On the edge of a broken wall I rested head in hand and stared into
the black eyes of a swan. Floating only a few feet away, the huge bird
swam back and fourth as if making a review of my exhausted figure crouched
atop the jetty.
The
animal’s brilliance and poise spoke the words carried in
his stare, “Those who fear nature die of decay. Those without
fear trace the scars of life as lines of a battle hymn to human
victory.”
“Friggin’ stupid… what’s
that supposed to mean? Dumb bird.”
The
sun fell over distant mountains into France and the sky became
a thousand whispers of red in the withering light of day. The lake
turned pink, then steel grey as night came from the east.
The swan
looked over his shoulder as he turned away. He shook his head in
disappointment, then left me perched atop my broken rock. Two more
days until the ride back to Paris, and it would rain both.
What
little I knew of Switzerland before that August wasn’t
enough to stifle the excitement of imagination. In my mind I
saw towering snow-capped mountains soaring over little villages
where girls with blond braids skip down cobblestone lanes carrying
buckets of goat’s milk. I saw men in felt caps blowing
20-foot Alp horns while sucking on Ricola cough drops.
And
I saw myself on a gasp-and-swoon-blue Triumph motorcycle gliding past
alpine vistas eating chocolate bars and waving at cows with bells
around their necks.
That’s not what happened. In reality the trip began in
freezing darkness. Lines of rain streaked through the headlight
as I crawled around blind switchback turns in the Mollendruz
Pass. A wrong move and I wouldn’t just slam the bike into
a tree, I would tumble off the mountain into unknown chasms of
night falling with the rain into oblivion.
Misery couldn’t
even be had in peace, Swiss motorists quickly gathered behind waiting
impatiently to pass. Even so, a smile came as I remembered the
British Triumph Sprint I rode had a French license plate. America
was secure from ridicule, the Swiss behind could curse the French
for this slow motorcycle.
For
days the rain continued, confused, lingering then suddenly gone
only to stumble back a few hours later. Every shelter I took,
every bread museum and hilltop castle in every little town was
the home of kind Swiss, assuring me the summers had never been
so cold or wet. I could only smile, pretend to believe, and sit
my dripping self back on the sodden motorcycle.
That
bike was beautiful in the rain. Through what alchemy the British created that
blue bike I cannot guess. A sapphire jewel, self lit beneath the gray
of sky and wrapped in earthen musk of nature. A bike that filled
me with angst as ever I knew I would likely loose control on soaked
pavement, dashing bike and self under freezing, cloud hidden alps.
Though
fearful of continued soaking misery and danger I pressed on in hopes of better
things, and distracted though I was, the country began to reveal itself. Country
roads lead through wooded hills and into little towns where public fountains
overflowed with flowers for the national holiday and huge wooden homes stood
so closely huddled their balconies overhung the street.
Fields surrounding
the villages seemed to be ever guarded by house cats.

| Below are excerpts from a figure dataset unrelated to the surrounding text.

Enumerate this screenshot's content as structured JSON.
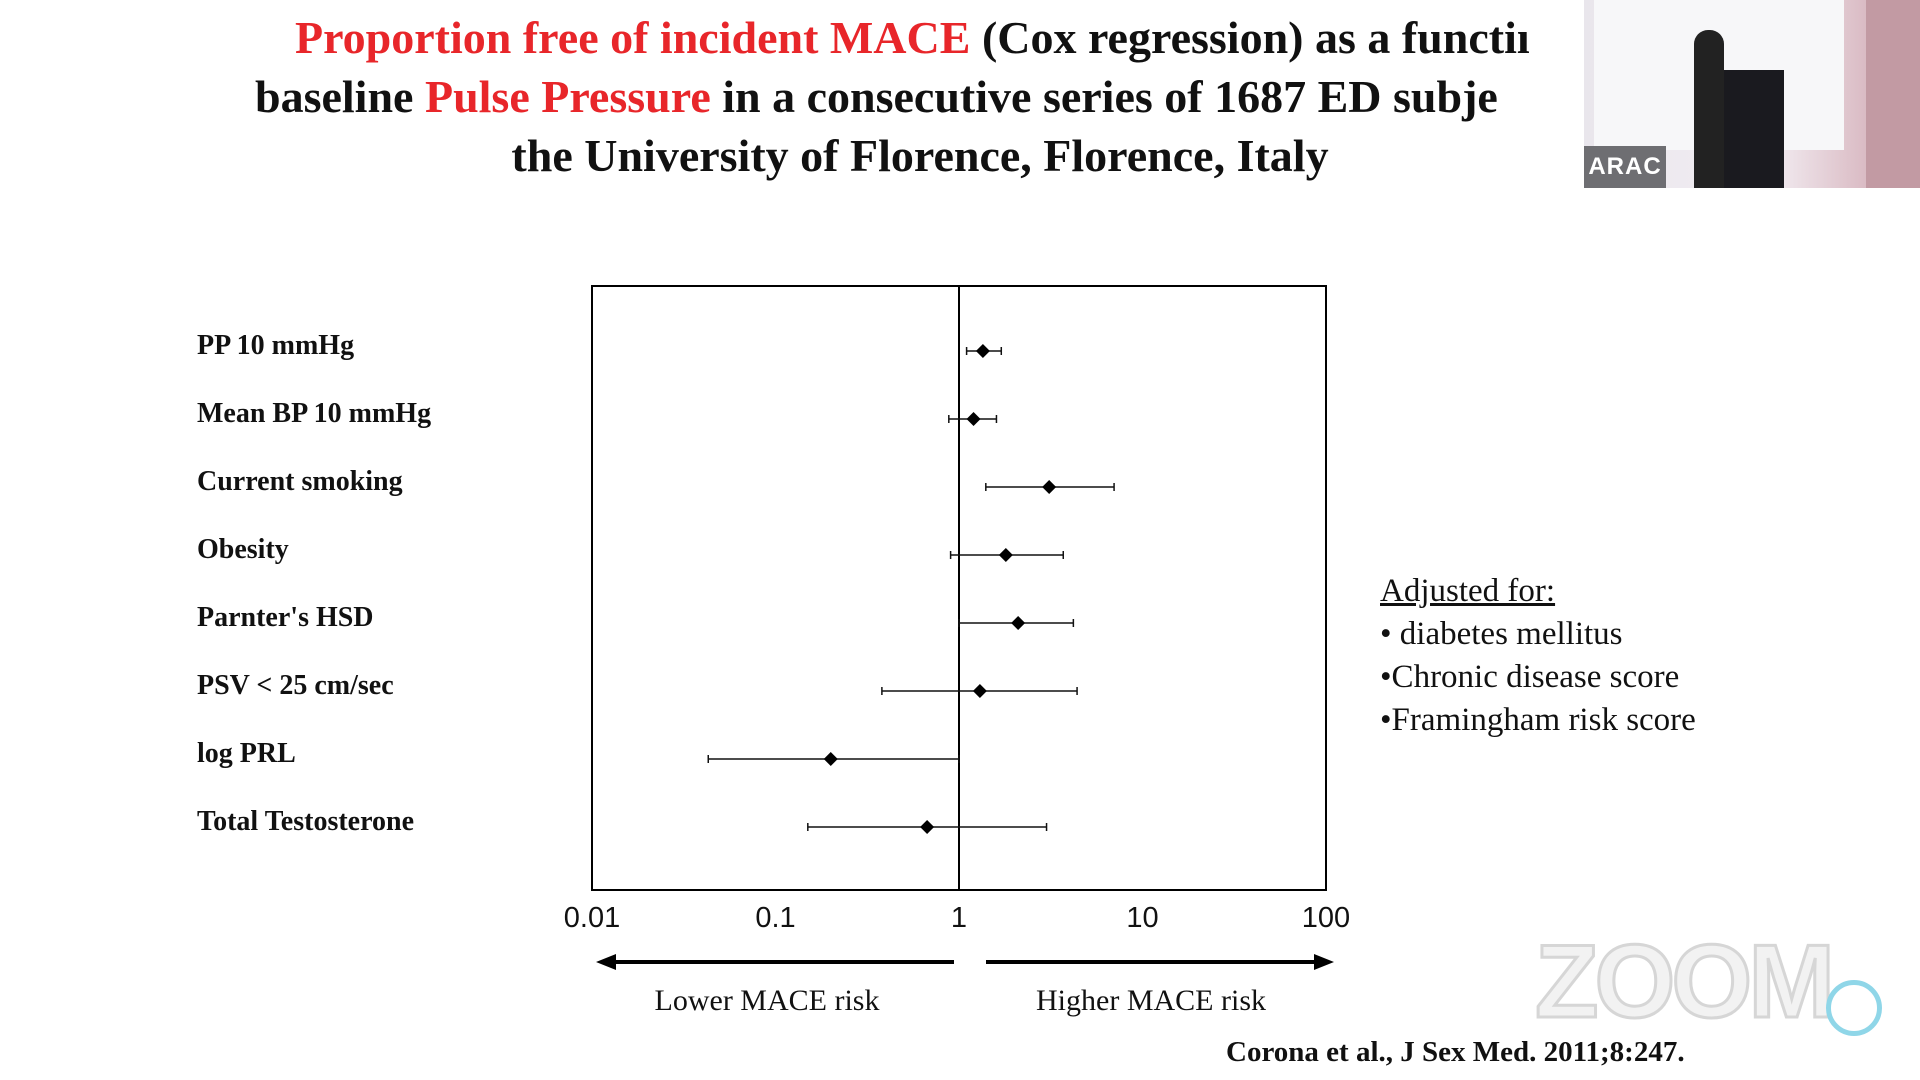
{
  "title": {
    "line1_red": "Proportion free of incident MACE",
    "line1_rest": " (Cox regression) as a functiı",
    "line2_start": "baseline ",
    "line2_red": "Pulse Pressure",
    "line2_rest": "  in a consecutive series of 1687 ED subje",
    "line3": "the University of Florence, Florence, Italy"
  },
  "colors": {
    "accent_red": "#e8262a",
    "ink": "#111111"
  },
  "chart_data": {
    "type": "forest",
    "xscale": "log",
    "xlim": [
      0.01,
      100
    ],
    "reference_line": 1,
    "xticks": [
      "0.01",
      "0.1",
      "1",
      "10",
      "100"
    ],
    "rows": [
      {
        "label": "PP 10 mmHg",
        "estimate": 1.35,
        "low": 1.1,
        "high": 1.7
      },
      {
        "label": "Mean BP 10 mmHg",
        "estimate": 1.2,
        "low": 0.88,
        "high": 1.6
      },
      {
        "label": "Current smoking",
        "estimate": 3.1,
        "low": 1.4,
        "high": 7.0
      },
      {
        "label": "Obesity",
        "estimate": 1.8,
        "low": 0.9,
        "high": 3.7
      },
      {
        "label": "Parnter's HSD",
        "estimate": 2.1,
        "low": 1.0,
        "high": 4.2
      },
      {
        "label": "PSV < 25 cm/sec",
        "estimate": 1.3,
        "low": 0.38,
        "high": 4.4
      },
      {
        "label": "log PRL",
        "estimate": 0.2,
        "low": 0.043,
        "high": 1.0
      },
      {
        "label": "Total Testosterone",
        "estimate": 0.67,
        "low": 0.15,
        "high": 3.0
      }
    ],
    "direction_labels": {
      "left": "Lower MACE risk",
      "right": "Higher MACE risk"
    }
  },
  "adjusted": {
    "heading": "Adjusted for:",
    "items": [
      " • diabetes mellitus",
      "•Chronic disease score",
      "•Framingham risk score"
    ]
  },
  "citation": "Corona et al., J Sex Med. 2011;8:247.",
  "overlay": {
    "camera_badge": "ARAC",
    "watermark": "ZOOM"
  }
}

By guard I mean they
sit alone in the middle and look around. I watched them, as I do deer
or hawks. I seemed to be the only one to notice them, I’m afraid
my fascination with the field cats is a lonely passion.
No matter the
road, charm and quiet serenity waited under the soft rhythm of raindrops,
as long as I avoided the big highways. Big highways in that country
are moody beasts. Swiss road engineers seem to think highway maintenance
on any scale requires closing the entire artery in both directions.
They don’t just shut
it down either, they divert drivers onto little country roads
then leave them to the wolves. No police giving directions,
no detour signs leading back to the functioning part of the highway,
nothing.
Little
Switzerland is deceptively large with at least four main languages and enough
dialects for each citizen to speak their own. Every Swiss lives in a different
Switzerland and all are happy to give their formula for a good tour of that country.
In
like interest, I found myself at a little shrine erected on the spot Queen Astrid
of Belgium had the misfortune to meet her end where her car met a pear tree.